GEÇMİŞİN ACI HATIRALARI
Geçmişin acı anılarını ve geleceklerinin meçhullüğü bir ortaya gelen bu vakitsiz mısralar Ahmatova’nın varoluşa süt sorularını umut unsurunun içinden gösterir. Boris Eyhenbaum’un tabiriyle,
“Ahmatova’nın şiiri havasındadır, dar bir etrafta bir ortaya gelen beşerler ortasında geçen samimi bir muhabbet üzeredir, anlatılması beklenir.”
ŞAİR HAKKINDA…
1889 Odessa dünyaya geldi. Kiev, Tsarskoe Selo ve Peterburg’da Smolny Enstitüsünde eğitim aldı. 11 yaşında şiir yazmaya başladı ve Racine, Puşkin ve Baratinski’den ilham aldı. 1910 yılında akmeizm akımının kurucusu genç şair Nikolay Gumilev ile evlendi ve kendisi de akmeizm akımının bu temsilcilerinden biri oldu.1912’de oğlu Lev Gumilev dünyaya geldi ve yeniden tıpkı yıl ilk şiir kitabı Akşam (Veçer) yayınlandı.
1914 yılında Tespih (Çötki),1917 yılında Beyaz Sürü (Belaya Staya) yayınlandı. Eşi Nikolay Gumilev Sovyetler’e karşı anti faaliyette bulunduğu ayrılmalarından 3 yıl sonra 1921’de kurşuna dizilerek öldürüldü.

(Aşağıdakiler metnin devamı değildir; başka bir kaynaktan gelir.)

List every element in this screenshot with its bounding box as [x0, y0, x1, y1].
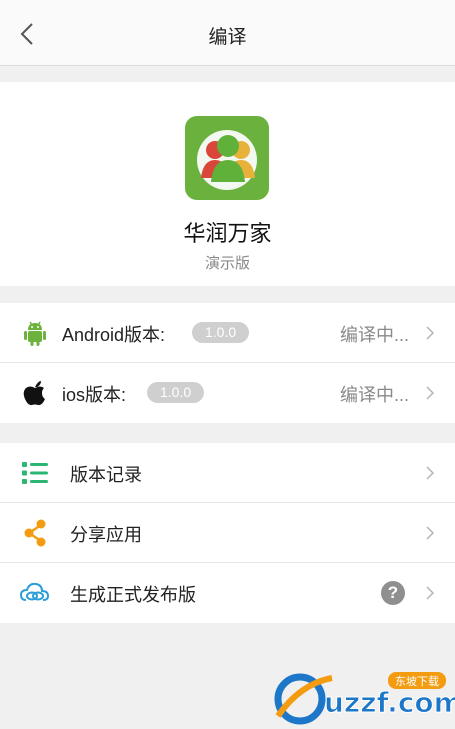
chevron-right-icon	[426, 526, 435, 540]
chevron-right-icon	[426, 326, 435, 340]
chevron-right-icon	[426, 386, 435, 400]
watermark-brand: uzzf.com	[324, 686, 455, 719]
release-build-label: 生成正式发布版	[70, 585, 196, 605]
ios-version-row[interactable]: ios版本: 1.0.0 编译中...	[0, 363, 455, 423]
ios-version-badge: 1.0.0	[147, 382, 205, 403]
app-name: 华润万家	[183, 221, 272, 246]
help-icon[interactable]: ?	[381, 581, 405, 605]
chevron-right-icon	[426, 586, 435, 600]
share-app-label: 分享应用	[70, 525, 142, 545]
android-icon	[24, 321, 46, 346]
cloud-icon	[20, 582, 50, 601]
uzzf-watermark-logo: uzzf.com 东坡下载	[274, 672, 455, 725]
page-title: 编译	[208, 27, 247, 48]
android-status: 编译中...	[339, 325, 409, 345]
release-build-row[interactable]: 生成正式发布版 ?	[0, 563, 455, 623]
version-history-row[interactable]: 版本记录	[0, 443, 455, 503]
app-logo-icon	[185, 116, 269, 200]
app-edition: 演示版	[204, 255, 250, 272]
android-label: Android版本:	[62, 325, 166, 345]
actions-list: 版本记录 分享应用 生成正式发布版 ?	[0, 443, 455, 623]
navigation-bar: 编译	[0, 0, 455, 66]
android-version-badge: 1.0.0	[192, 322, 250, 343]
version-history-label: 版本记录	[70, 465, 142, 485]
list-icon	[22, 462, 48, 484]
platform-list: Android版本: 1.0.0 编译中... ios版本: 1.0.0 编译中…	[0, 303, 455, 423]
apple-icon	[23, 381, 45, 406]
ios-status: 编译中...	[339, 385, 409, 405]
share-app-row[interactable]: 分享应用	[0, 503, 455, 563]
app-info-card: 华润万家 演示版	[0, 82, 455, 286]
ios-label: ios版本:	[62, 385, 127, 405]
android-version-row[interactable]: Android版本: 1.0.0 编译中...	[0, 303, 455, 363]
share-icon	[24, 519, 46, 547]
chevron-right-icon	[426, 466, 435, 480]
watermark-tag: 东坡下载	[395, 675, 439, 688]
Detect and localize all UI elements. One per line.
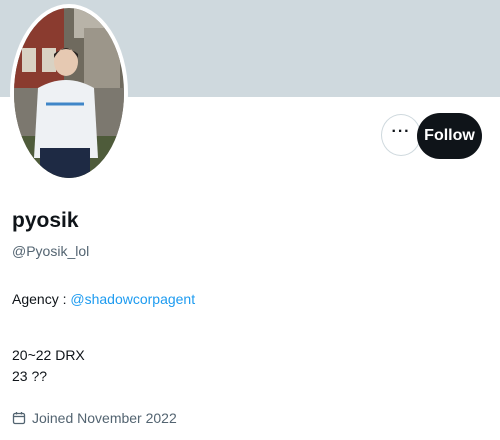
profile-display-name: pyosik (12, 209, 79, 232)
profile-handle: @Pyosik_lol (12, 243, 90, 259)
agency-mention-link[interactable]: @shadowcorpagent (70, 291, 195, 307)
joined-text: Joined November 2022 (32, 410, 177, 426)
bio-agency-line: Agency : @shadowcorpagent (12, 291, 195, 307)
profile-avatar[interactable] (10, 4, 128, 182)
bio-line-2: 20~22 DRX (12, 347, 85, 363)
bio-agency-prefix: Agency : (12, 291, 71, 307)
follow-button[interactable]: Follow (417, 113, 482, 159)
calendar-icon (12, 411, 26, 425)
bio-line-3: 23 ?? (12, 368, 48, 384)
more-horizontal-icon: ··· (391, 123, 411, 140)
joined-date: Joined November 2022 (12, 410, 177, 426)
avatar-photo (14, 8, 124, 178)
more-options-button[interactable]: ··· (381, 114, 421, 156)
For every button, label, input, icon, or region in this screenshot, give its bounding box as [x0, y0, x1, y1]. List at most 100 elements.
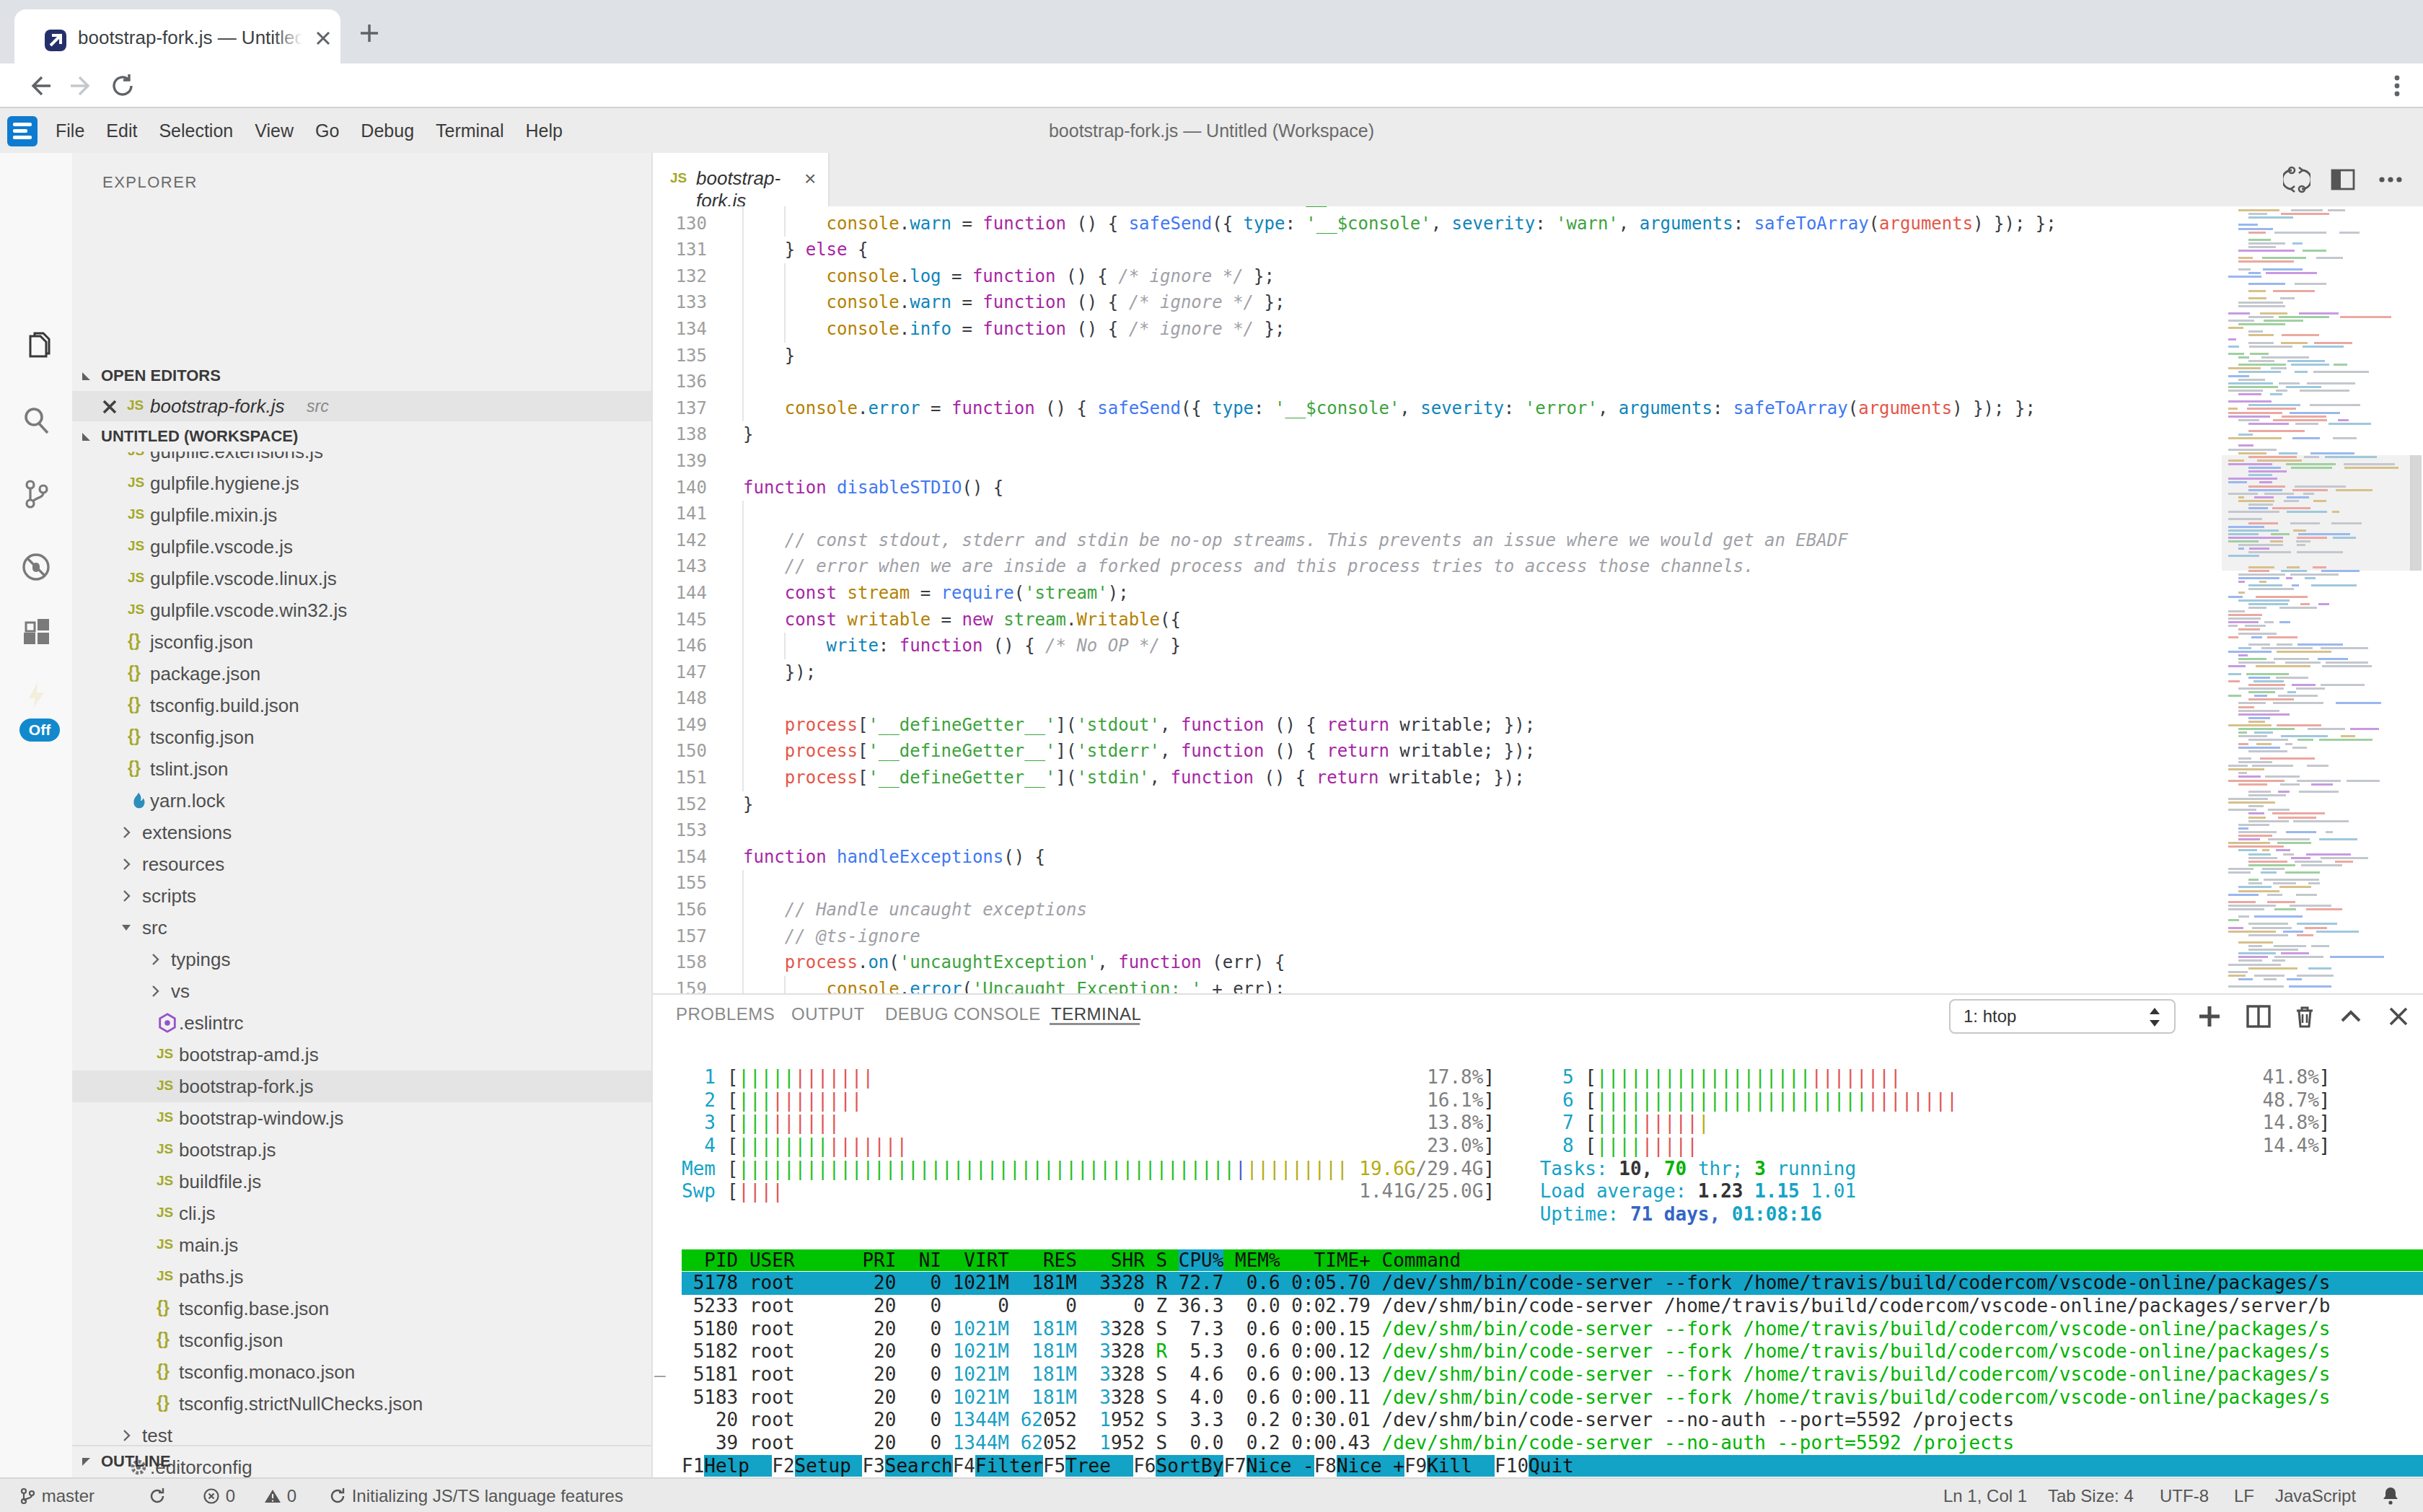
terminal-select[interactable]: 1: htop — [1949, 999, 2176, 1034]
panel-tab-terminal[interactable]: TERMINAL — [1051, 998, 1141, 1030]
menu-view[interactable]: View — [255, 108, 294, 153]
tree-item-tsconfig.json[interactable]: {}tsconfig.json — [72, 721, 651, 753]
status-off-badge[interactable]: Off — [19, 718, 60, 742]
tree-item-buildfile.js[interactable]: JSbuildfile.js — [72, 1166, 651, 1197]
tab-close-icon[interactable]: × — [804, 167, 816, 190]
tree-item-yarn.lock[interactable]: yarn.lock — [72, 785, 651, 817]
tree-item-tsconfig.build.json[interactable]: {}tsconfig.build.json — [72, 690, 651, 721]
tab-size[interactable]: Tab Size: 4 — [2048, 1479, 2134, 1512]
code-line-141: 141 — [653, 501, 2423, 527]
menu-file[interactable]: File — [56, 108, 84, 153]
panel-tab-output[interactable]: OUTPUT — [791, 998, 865, 1030]
tree-item-label: resources — [142, 853, 224, 876]
tree-item-gulpfile.extensions.js[interactable]: JSgulpfile.extensions.js — [72, 452, 651, 467]
tree-item-gulpfile.vscode.js[interactable]: JSgulpfile.vscode.js — [72, 531, 651, 563]
open-editor-item[interactable]: JS bootstrap-fork.js src — [72, 391, 651, 421]
minimap[interactable] — [2225, 209, 2409, 992]
forward-icon[interactable] — [69, 73, 95, 99]
debug-disabled-icon[interactable] — [20, 551, 52, 583]
tree-item-gulpfile.hygiene.js[interactable]: JSgulpfile.hygiene.js — [72, 467, 651, 499]
chevron-right-icon — [119, 857, 133, 871]
tree-item-tsconfig.monaco.json[interactable]: {}tsconfig.monaco.json — [72, 1356, 651, 1388]
code-editor[interactable]: 129 console.log = function () { safeSend… — [653, 206, 2423, 993]
search-icon[interactable] — [20, 404, 52, 436]
branch-indicator[interactable]: master — [18, 1479, 94, 1512]
editor-scrollbar[interactable] — [2410, 455, 2422, 571]
section-workspace[interactable]: UNTITLED (WORKSPACE) — [72, 421, 651, 452]
maximize-panel-icon[interactable] — [2338, 1003, 2364, 1029]
tree-item-bootstrap-amd.js[interactable]: JSbootstrap-amd.js — [72, 1039, 651, 1071]
htop-process-row: 5233 root 20 0 0 0 0 Z 36.3 0.0 0:02.79 … — [682, 1295, 2423, 1318]
source-control-icon[interactable] — [20, 478, 52, 509]
tree-item-extensions[interactable]: extensions — [72, 817, 651, 848]
menu-terminal[interactable]: Terminal — [436, 108, 503, 153]
open-changes-icon[interactable] — [2283, 166, 2310, 193]
tree-item-gulpfile.vscode.linux.js[interactable]: JSgulpfile.vscode.linux.js — [72, 563, 651, 594]
tree-item-resources[interactable]: resources — [72, 848, 651, 880]
tree-item-src[interactable]: src — [72, 912, 651, 944]
menu-edit[interactable]: Edit — [106, 108, 137, 153]
menu-debug[interactable]: Debug — [361, 108, 414, 153]
tree-item-gulpfile.mixin.js[interactable]: JSgulpfile.mixin.js — [72, 499, 651, 531]
close-icon[interactable] — [101, 398, 118, 416]
split-editor-icon[interactable] — [2329, 166, 2357, 193]
editor-tab[interactable]: JS bootstrap-fork.js × — [653, 153, 830, 206]
code-line-153: 153 — [653, 817, 2423, 844]
tree-item-bootstrap-fork.js[interactable]: JSbootstrap-fork.js — [72, 1071, 651, 1102]
eol[interactable]: LF — [2234, 1479, 2254, 1512]
tree-item-typings[interactable]: typings — [72, 944, 651, 975]
warning-count[interactable]: 0 — [263, 1479, 296, 1512]
cursor-position[interactable]: Ln 1, Col 1 — [1943, 1479, 2027, 1512]
language-mode[interactable]: JavaScript — [2275, 1479, 2356, 1512]
tab-close-icon[interactable] — [314, 29, 333, 48]
tree-item-tsconfig.json[interactable]: {}tsconfig.json — [72, 1324, 651, 1356]
menu-help[interactable]: Help — [526, 108, 563, 153]
tree-item-tsconfig.base.json[interactable]: {}tsconfig.base.json — [72, 1293, 651, 1324]
back-icon[interactable] — [26, 73, 52, 99]
kebab-menu-icon[interactable] — [2384, 73, 2410, 99]
sync-button[interactable] — [148, 1479, 167, 1512]
section-open-editors[interactable]: OPEN EDITORS — [72, 361, 651, 391]
open-editor-name: bootstrap-fork.js — [150, 395, 284, 418]
panel-tab-problems[interactable]: PROBLEMS — [676, 998, 775, 1030]
app-logo[interactable] — [7, 116, 38, 146]
reload-icon[interactable] — [110, 73, 136, 99]
encoding[interactable]: UTF-8 — [2160, 1479, 2209, 1512]
error-count[interactable]: 0 — [202, 1479, 235, 1512]
tree-item-bootstrap-window.js[interactable]: JSbootstrap-window.js — [72, 1102, 651, 1134]
js-icon: JS — [128, 538, 144, 554]
tree-item-paths.js[interactable]: JSpaths.js — [72, 1261, 651, 1293]
menu-selection[interactable]: Selection — [159, 108, 233, 153]
tree-item-main.js[interactable]: JSmain.js — [72, 1229, 651, 1261]
extensions-icon[interactable] — [20, 618, 52, 650]
menu-go[interactable]: Go — [315, 108, 339, 153]
flash-icon[interactable] — [20, 680, 52, 711]
browser-tab[interactable]: bootstrap-fork.js — Untitled (W — [14, 9, 340, 63]
tree-item-cli.js[interactable]: JScli.js — [72, 1197, 651, 1229]
bell-icon[interactable] — [2380, 1485, 2401, 1506]
tree-item-bootstrap.js[interactable]: JSbootstrap.js — [72, 1134, 651, 1166]
tree-item-.eslintrc[interactable]: .eslintrc — [72, 1007, 651, 1039]
notifications-bell[interactable] — [2380, 1479, 2401, 1512]
tree-item-tslint.json[interactable]: {}tslint.json — [72, 753, 651, 785]
new-tab-button[interactable] — [359, 22, 380, 44]
explorer-icon[interactable] — [20, 330, 52, 362]
js-icon: JS — [127, 397, 144, 413]
kill-terminal-icon[interactable] — [2292, 1003, 2318, 1029]
code-line-132: 132 console.log = function () { /* ignor… — [653, 263, 2423, 290]
terminal[interactable]: 1 [|||||||||||| 17.8%] 5 [||||||||||||||… — [682, 1066, 2423, 1479]
tree-item-scripts[interactable]: scripts — [72, 880, 651, 912]
section-outline[interactable]: OUTLINE — [72, 1445, 651, 1475]
tree-item-package.json[interactable]: {}package.json — [72, 658, 651, 690]
chevron-right-icon — [148, 984, 162, 998]
tree-item-gulpfile.vscode.win32.js[interactable]: JSgulpfile.vscode.win32.js — [72, 594, 651, 626]
tree-item-tsconfig.strictNullChecks.json[interactable]: {}tsconfig.strictNullChecks.json — [72, 1388, 651, 1420]
js-icon: JS — [670, 170, 687, 186]
new-terminal-icon[interactable] — [2196, 1003, 2222, 1029]
tree-item-jsconfig.json[interactable]: {}jsconfig.json — [72, 626, 651, 658]
split-terminal-icon[interactable] — [2246, 1003, 2272, 1029]
more-actions-icon[interactable] — [2377, 166, 2404, 193]
panel-tab-debug-console[interactable]: DEBUG CONSOLE — [885, 998, 1041, 1030]
close-panel-icon[interactable] — [2385, 1003, 2411, 1029]
tree-item-vs[interactable]: vs — [72, 975, 651, 1007]
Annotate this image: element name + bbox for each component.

Aynı yıl Hudut Otu (Podorojnik) isimli kitap yayınlandı. 1922’den sonra Ahmatova, hükümet tarafından kapitalist bir figür olarak damgalandı. 1939’da Sovyet Müellifler Birliği’ne kabul edilse de 1946’daSovyetler Birliği Komünist Partisi Merkez Komitesi tarafından özel bir karar alınarak şiirlerinin yayımlanması yasaklandı ve
NOBEL’E ADAY GÖSTERİLDİ
Yazarlar Birliği’nden ihraç edildi. Bu periyotta geçişimi çevirmenlik yaparak sağladı. Oğlunun tutukluluğu sırasında yarattığı Ağıt (Rekviem) isimli kitap yasaklamalar yüzünden yazıya dökülmeden dostlarının ezberinde saklanarak fakat 1963’te Münih’te,1987Rusya’da yayınlandı.
1951 yılında Müellifler Birliği’ne tekrar kabul edildi. Nobel Edebiyat Ödülü’ne aday gösterildi ve İtalya’da Etna-Taormina Edebiyat kollarında yer aldı ve Oxford Üniversitesi tarafından fahri edebiyat doktora unvanı verildi. Şiirleri dünyada birçok lisana çevrildi. 1965 yılında son şiir koleksiyonu Vaktin Akışı (Beg Vremeni) yayınlandı.1966 yılında hayata veda etti.